As countries start to lift travel restrictions and demand starts to creep back into the system, there are a few stocks which make better recovery plays than others.
And the near-total collapse of UK air travel through April and May has produced quite the interesting situation now.
A straw poll of friends revealed a stark split between ‘Get me on the first flight out of here,’ and ‘You couldn’t pay me enough to go to an airport right now.’
This kind of glass half full/empty dichotomy will infect the travel industry for a while yet.
But for the committed contrarian this period has been manna from heaven.

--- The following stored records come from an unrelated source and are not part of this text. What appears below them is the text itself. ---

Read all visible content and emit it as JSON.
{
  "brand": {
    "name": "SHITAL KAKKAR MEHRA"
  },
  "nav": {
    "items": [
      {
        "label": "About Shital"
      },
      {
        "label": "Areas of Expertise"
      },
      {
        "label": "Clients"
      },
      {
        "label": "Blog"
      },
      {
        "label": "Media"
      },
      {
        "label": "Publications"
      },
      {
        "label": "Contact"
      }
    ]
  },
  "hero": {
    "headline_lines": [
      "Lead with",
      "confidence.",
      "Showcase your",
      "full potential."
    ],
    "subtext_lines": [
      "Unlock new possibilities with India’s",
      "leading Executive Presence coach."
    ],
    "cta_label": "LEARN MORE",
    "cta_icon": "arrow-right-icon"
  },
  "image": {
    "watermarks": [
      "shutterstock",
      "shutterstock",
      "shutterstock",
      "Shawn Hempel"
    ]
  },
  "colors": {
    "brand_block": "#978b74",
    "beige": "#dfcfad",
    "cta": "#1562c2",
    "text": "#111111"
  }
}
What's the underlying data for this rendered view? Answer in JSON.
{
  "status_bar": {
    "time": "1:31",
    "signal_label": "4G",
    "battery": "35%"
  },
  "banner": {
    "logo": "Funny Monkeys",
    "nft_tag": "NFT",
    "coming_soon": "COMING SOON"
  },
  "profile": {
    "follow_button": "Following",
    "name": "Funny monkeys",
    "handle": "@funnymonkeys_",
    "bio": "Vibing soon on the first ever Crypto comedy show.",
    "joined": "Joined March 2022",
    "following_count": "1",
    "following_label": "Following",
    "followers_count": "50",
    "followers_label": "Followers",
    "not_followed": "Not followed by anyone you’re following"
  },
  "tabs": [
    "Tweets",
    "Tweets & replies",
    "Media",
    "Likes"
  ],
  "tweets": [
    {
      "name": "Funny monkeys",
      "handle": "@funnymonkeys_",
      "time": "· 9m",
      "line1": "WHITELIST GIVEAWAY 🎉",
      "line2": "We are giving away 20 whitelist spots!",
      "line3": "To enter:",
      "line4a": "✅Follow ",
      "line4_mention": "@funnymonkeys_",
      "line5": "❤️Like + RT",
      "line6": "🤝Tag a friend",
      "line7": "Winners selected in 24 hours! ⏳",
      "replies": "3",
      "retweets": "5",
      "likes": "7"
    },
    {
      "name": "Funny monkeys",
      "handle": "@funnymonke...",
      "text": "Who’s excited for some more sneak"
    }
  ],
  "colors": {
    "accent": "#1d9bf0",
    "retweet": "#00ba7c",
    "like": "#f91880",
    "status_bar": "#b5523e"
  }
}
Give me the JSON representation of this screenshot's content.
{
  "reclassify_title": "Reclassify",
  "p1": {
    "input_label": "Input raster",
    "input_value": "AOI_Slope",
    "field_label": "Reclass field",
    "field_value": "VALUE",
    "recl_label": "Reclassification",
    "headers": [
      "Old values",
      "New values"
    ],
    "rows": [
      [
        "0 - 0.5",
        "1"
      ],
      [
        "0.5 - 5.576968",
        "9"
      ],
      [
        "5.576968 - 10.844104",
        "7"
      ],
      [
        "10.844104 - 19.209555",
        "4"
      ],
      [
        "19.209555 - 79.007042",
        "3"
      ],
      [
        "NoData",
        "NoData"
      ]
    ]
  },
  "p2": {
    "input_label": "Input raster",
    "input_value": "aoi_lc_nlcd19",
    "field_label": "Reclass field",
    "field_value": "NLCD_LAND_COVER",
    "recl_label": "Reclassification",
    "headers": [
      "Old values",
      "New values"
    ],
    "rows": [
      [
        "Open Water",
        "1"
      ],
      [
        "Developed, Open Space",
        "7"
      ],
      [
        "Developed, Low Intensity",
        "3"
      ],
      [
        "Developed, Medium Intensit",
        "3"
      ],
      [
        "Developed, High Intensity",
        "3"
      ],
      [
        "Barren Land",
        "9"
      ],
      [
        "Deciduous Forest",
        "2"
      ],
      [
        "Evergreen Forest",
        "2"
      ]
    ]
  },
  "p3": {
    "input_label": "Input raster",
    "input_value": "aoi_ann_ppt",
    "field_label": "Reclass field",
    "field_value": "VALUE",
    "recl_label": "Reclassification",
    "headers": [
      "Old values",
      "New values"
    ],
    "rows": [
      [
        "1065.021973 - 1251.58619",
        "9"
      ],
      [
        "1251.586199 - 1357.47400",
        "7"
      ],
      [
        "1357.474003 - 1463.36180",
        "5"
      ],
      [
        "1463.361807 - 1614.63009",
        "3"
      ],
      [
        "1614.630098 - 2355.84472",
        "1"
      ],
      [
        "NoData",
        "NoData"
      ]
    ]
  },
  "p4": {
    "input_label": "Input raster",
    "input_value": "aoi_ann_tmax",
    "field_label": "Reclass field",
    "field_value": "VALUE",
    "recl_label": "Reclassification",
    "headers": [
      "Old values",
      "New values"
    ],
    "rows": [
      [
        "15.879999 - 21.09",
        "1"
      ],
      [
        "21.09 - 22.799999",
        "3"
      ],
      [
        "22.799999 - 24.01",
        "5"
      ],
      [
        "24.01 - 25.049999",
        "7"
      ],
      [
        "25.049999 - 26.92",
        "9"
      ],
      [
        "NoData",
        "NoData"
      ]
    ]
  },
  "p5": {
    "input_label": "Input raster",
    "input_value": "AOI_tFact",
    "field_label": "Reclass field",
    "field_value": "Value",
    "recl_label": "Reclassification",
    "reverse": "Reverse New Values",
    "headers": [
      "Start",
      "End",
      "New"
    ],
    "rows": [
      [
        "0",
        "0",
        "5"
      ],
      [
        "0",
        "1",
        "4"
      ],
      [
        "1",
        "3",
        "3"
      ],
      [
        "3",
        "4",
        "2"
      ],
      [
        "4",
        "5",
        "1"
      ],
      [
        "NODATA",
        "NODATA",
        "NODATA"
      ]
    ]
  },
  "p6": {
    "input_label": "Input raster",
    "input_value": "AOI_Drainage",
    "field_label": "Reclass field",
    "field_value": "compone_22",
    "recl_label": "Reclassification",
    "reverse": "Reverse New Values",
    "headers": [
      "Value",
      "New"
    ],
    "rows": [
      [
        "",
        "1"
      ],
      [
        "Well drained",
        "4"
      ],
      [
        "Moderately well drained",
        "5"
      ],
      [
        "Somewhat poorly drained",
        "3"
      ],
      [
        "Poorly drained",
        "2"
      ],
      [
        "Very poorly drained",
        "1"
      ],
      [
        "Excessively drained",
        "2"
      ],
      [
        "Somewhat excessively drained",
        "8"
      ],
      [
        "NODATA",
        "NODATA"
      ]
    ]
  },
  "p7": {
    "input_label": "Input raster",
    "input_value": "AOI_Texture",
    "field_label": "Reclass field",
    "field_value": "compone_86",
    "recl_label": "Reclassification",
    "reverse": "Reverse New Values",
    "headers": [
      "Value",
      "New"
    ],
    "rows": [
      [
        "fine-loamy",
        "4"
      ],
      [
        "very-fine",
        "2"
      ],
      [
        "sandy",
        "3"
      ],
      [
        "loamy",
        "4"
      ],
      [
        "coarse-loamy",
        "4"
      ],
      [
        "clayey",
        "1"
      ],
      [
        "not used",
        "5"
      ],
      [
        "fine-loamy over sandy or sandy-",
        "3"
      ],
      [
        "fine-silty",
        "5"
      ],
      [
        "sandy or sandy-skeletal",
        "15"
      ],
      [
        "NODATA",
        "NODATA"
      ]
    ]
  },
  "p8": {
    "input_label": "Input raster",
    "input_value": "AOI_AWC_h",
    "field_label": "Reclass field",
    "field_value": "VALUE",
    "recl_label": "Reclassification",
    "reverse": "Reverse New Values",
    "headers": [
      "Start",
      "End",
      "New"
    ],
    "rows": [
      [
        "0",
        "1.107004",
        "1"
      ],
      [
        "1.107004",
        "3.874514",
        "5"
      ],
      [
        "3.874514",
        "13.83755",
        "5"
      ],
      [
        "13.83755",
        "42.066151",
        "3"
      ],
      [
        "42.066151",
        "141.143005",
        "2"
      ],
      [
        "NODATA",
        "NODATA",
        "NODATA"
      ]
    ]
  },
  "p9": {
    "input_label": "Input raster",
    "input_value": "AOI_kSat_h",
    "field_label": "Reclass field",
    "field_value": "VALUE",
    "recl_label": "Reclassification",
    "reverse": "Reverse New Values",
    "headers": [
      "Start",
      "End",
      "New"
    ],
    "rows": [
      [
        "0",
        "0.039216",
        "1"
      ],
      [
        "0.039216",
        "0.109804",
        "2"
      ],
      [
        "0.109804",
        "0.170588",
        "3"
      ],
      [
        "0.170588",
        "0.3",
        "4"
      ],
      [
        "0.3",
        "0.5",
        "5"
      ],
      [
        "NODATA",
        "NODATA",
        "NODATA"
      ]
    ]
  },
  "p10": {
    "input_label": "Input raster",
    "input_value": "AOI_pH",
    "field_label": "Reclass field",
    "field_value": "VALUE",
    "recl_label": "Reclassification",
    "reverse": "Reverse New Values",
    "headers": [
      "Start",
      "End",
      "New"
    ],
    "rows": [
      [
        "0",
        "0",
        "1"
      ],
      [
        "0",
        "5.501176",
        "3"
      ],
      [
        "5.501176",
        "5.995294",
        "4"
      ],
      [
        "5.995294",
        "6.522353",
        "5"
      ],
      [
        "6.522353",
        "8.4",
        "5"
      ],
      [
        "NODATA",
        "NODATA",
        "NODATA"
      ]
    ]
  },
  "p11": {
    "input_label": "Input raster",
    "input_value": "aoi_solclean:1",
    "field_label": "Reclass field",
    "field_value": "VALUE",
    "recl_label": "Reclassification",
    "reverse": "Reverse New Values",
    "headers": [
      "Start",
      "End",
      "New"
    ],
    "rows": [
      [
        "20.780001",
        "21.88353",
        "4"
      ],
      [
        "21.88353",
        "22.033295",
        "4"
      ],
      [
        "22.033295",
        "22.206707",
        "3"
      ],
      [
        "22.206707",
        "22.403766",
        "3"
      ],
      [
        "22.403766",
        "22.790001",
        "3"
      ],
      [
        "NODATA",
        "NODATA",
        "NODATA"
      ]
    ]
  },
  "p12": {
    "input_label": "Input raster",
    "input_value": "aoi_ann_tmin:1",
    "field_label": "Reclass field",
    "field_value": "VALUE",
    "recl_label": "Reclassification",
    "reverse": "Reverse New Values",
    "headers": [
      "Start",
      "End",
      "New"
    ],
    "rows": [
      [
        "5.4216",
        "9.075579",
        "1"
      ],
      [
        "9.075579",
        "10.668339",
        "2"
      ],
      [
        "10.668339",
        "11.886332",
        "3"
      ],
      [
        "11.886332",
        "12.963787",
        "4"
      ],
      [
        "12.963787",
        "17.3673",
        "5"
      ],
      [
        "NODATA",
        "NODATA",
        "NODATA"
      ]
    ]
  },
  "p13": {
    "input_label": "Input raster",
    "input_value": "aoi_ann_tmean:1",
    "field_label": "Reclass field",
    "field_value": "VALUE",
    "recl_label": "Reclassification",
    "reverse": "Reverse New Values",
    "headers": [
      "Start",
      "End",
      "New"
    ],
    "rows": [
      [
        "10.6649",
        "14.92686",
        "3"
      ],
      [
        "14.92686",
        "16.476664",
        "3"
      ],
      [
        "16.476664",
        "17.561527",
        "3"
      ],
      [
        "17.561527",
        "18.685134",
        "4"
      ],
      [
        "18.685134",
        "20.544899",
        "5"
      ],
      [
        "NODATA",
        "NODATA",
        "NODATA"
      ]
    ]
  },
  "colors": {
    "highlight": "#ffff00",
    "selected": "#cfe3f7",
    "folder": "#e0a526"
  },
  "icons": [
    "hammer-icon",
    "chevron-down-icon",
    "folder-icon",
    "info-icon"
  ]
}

As the de facto creator of value investing Benjamin Graham said: “The intelligent investor is a realist who sells to optimists and buys from pessimists.” And optimism has been crushed.
Picking up pieces
UK airline stocks looked utterly wrecked just a month ago. Ryanair (LSE:RYA) admitted a 99.5% drop in passenger numbers in May. British Airways owner International Consolidated Airlines Group (LSE:IAG) revealed its fleet of planes was haemorrhaging cash at the rate of £178 million a week just parked on the ground.
That said, the numbers for anyone brave enough to take a punt at the peak of the pandemic crisis are clear to see.
A £5,000 Hail Mary on recently-demoted FTSE 250 budget airline easyjet (LSE:EZJ) in April would have yielded a 72% gain. That’s a healthy £3,600 profit and levels of growth normally reserved for the AIM casino.
AIM shares to soar
Pre-pandemic, AIM-listed airline shares like Jet2 owner Dart Group (LSE:DTG) and Wizz Air (LSE:WIZZ) were among my favourites to trade.
Volume, momentum, and confidence were high. Between January and February, pre-crash and pre-lockdown (remember that?), each grew its share price by 10% and 25% respectively.
I still see these two as the best-placed travel stocks to come storming out of lockdown.
If I was going to buy any of these I’d buy Wizz Air. After shedding half its value in the Covid crash, it has regained a whopping 71%.
Certainly the news out of Wizz Air has been much more positive than its older, larger rivals.
Dart seems weaker based on volume and I just prefer the drive that Wizz has. They certainly know how to get new investors interested and have been thrashing out the news throughout June about reopening routes and beginning their first base in Russia.
I love the way management are seeking growth and expanding even when the entire future of the industry is in doubt. 16 June saw news of a “massive expansion” of its Serbian operation, buying up new aircraft and launching nine new routes from Belgrade across Europe.
Honestly if you’re not already topslicing the profit from your brave punts on cruise-line Carnival or IAG I would ignore the big stuff. When actual Q2 results hit the mat the numbers are going to be really, really bad. I’d get out long before that happens.
We’re out of the period now where a contrarian flutter on a beaten-down FTSE 100 airline stock might have yielded a double digit return. And thrust back towards the prospect of reading actual second-half results which — noting what sales were like this spring — will be utterly dire.